With minor exceptions, I favored Cohen's own renderings of his music more nuanced and passionate than the prettier cover versions.  Yes, we all give thanks to Judy Collins for her take on "Suzanne" - that guitar foundation is still enchanting - and her live take on "Joan of Arc" is arguably the most achingly beautiful recording of this song in the whole of creation. It fully captures the paradox of "beautiful losers" who learn of life and love by failure. The 
universe is unanimous, too in decreeing Jeff Buckley the owner of "Hallelujah" while Madeline Peyroux brings glory to "Dance Me to the End of Love." Nevertheless, whether it is the early semi-acoustic songs or the later full blown gypsy jazz, world music travelling circus approach: Leonard's own voice takes his songs to places no one else can even imagine.
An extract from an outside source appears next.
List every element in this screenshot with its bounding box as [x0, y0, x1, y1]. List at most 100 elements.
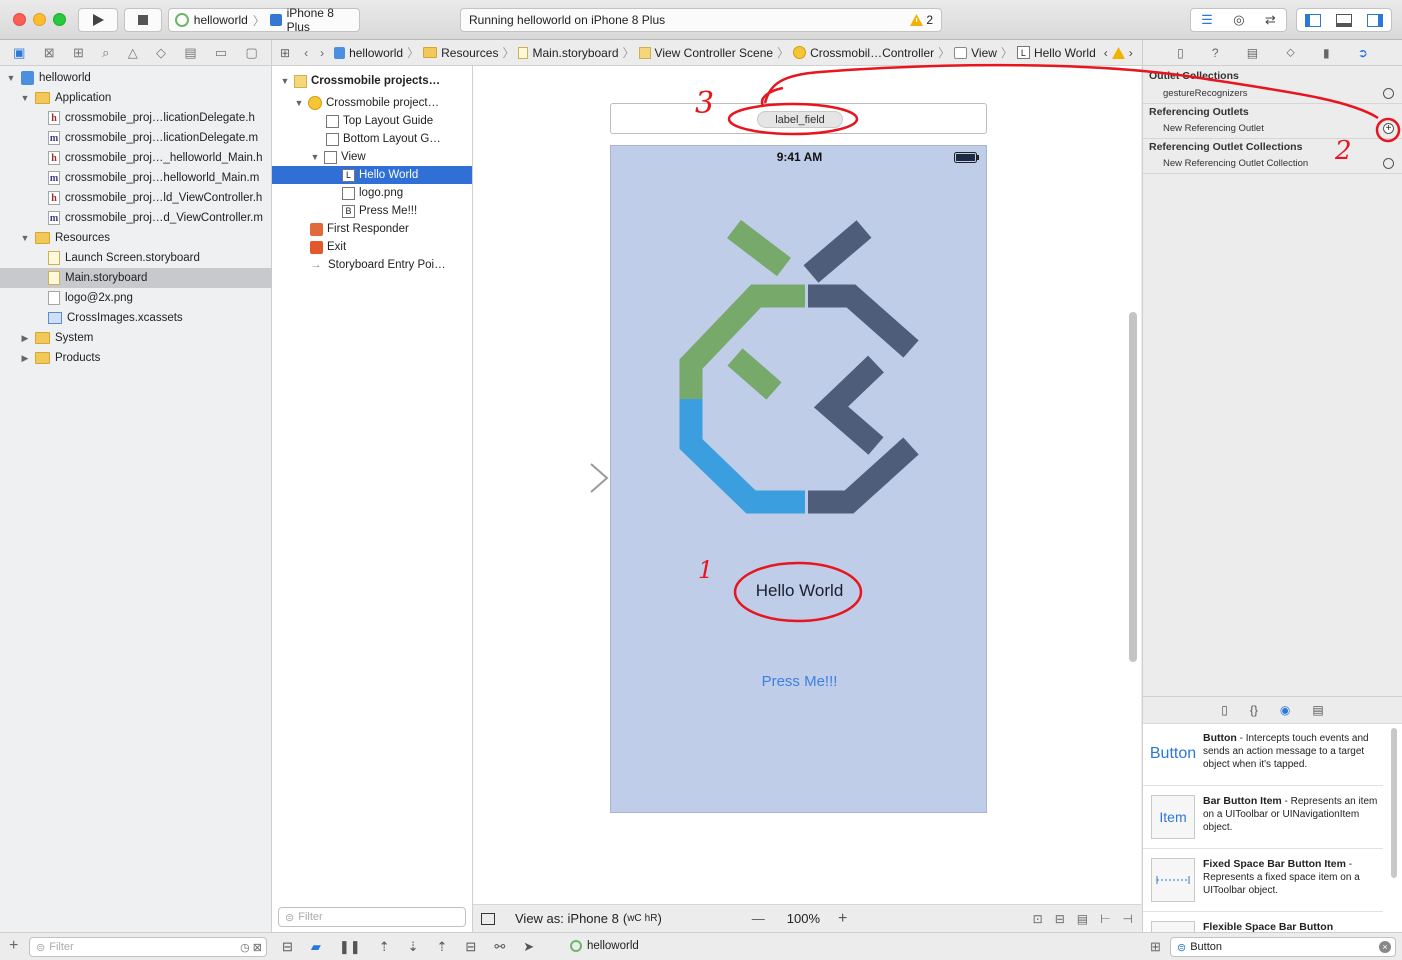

Others may make the artist's music more marketable than the original, but no one can reveal the truth of these songs better than the master himself.

Notice how Cohen uses women's voices here rather than inanimate musical instruments  like violins or organ to fill out the sounds of this performance: the combination of simple guitar playing minor chords against his own stark voice while surrounding the lyrics with the
angelic warmth of Sonia Washburn and Jennifer Warren voices creates an ecstatic tension aching to be released. In an updated manner, Cohen does much the same thing - adding synthesizers and a larger band to the equation - but still juxtaposing the heavenly harmonies of his female singers with his own earthy gravitas. What a smorgasboard of paradox!
 
One of the things I cherish most about Cohen's music is its spirituality:  it is fully embodied with heaven embracing earth, spirit dancing with flesh, and suffering as fully realized as joy and justice.  He may claim to be sentimental - affirming only a half truth - but there is nothing sentimental to his lyrics or sound. Like an Old Testament prophet at prayer, Cohen honors both the going out in sorrow and the return in joy where the trees sing and the mountains shout and shadows are no less real than light.  Like he proclaims:  this is soul music like unto "the staggering account of the Sermon on the Mount that I don't pretend to understand at all..."

Fr. Richard Rohr speaks of paradoxical spirituality as a maturing faith. Sadly, it is not one the Church often honors nor one that adolescent fundamentalists of any hue easily accept. In a reflection on the wisdom of the Cross, Rohr confesses:

I believe—if I am to believe Jesus—that God is precisely suffering love. If Jesus is the living “image of the invisible God” (Colossians 1:15), and if there is this much suffering in the world, then God is in some very real way suffering. God is not watching it, but in it! Did your church ever tell you that? How else can we understand the revelation of the cross and that our central Christian image is a naked, bleeding, suffering man? Christians strangely worship a suffering God, largely without realizing it; and Christian mystics even say that there is only one cosmic suffering, and we all share in it, as Paul also seems to intuit (Colossians 1:24).

Many of the happiest and most peaceful people I know love this “crucified God” who walks with crucified people, and thus reveals and “redeems” their plight as God’s own. For them, Jesus is not observing human suffering from a distance; he is somehow in human suffering with us and for us. He includes our suffering in the co-redemption of the world, as “all creation groans in one great act of giving birth”  (Romans 8:22). We “make up in our own bodies all that still has to be undergone for the sake of the Whole Body” (Colossians 1:24). The genius of Jesus’ ministry is his revelation that God uses tragedy, suffering, pain, betrayal, and death itself, not to wound you but in fact to bring you to God. There are no dead ends. Everything can be transmuted and everything can be used.


Clearly this is why Cohen's music speaks more deeply to me at this moment in life:  there are NO dead ends - everything from agony to laughter - is being used to move us into the embrace of grace.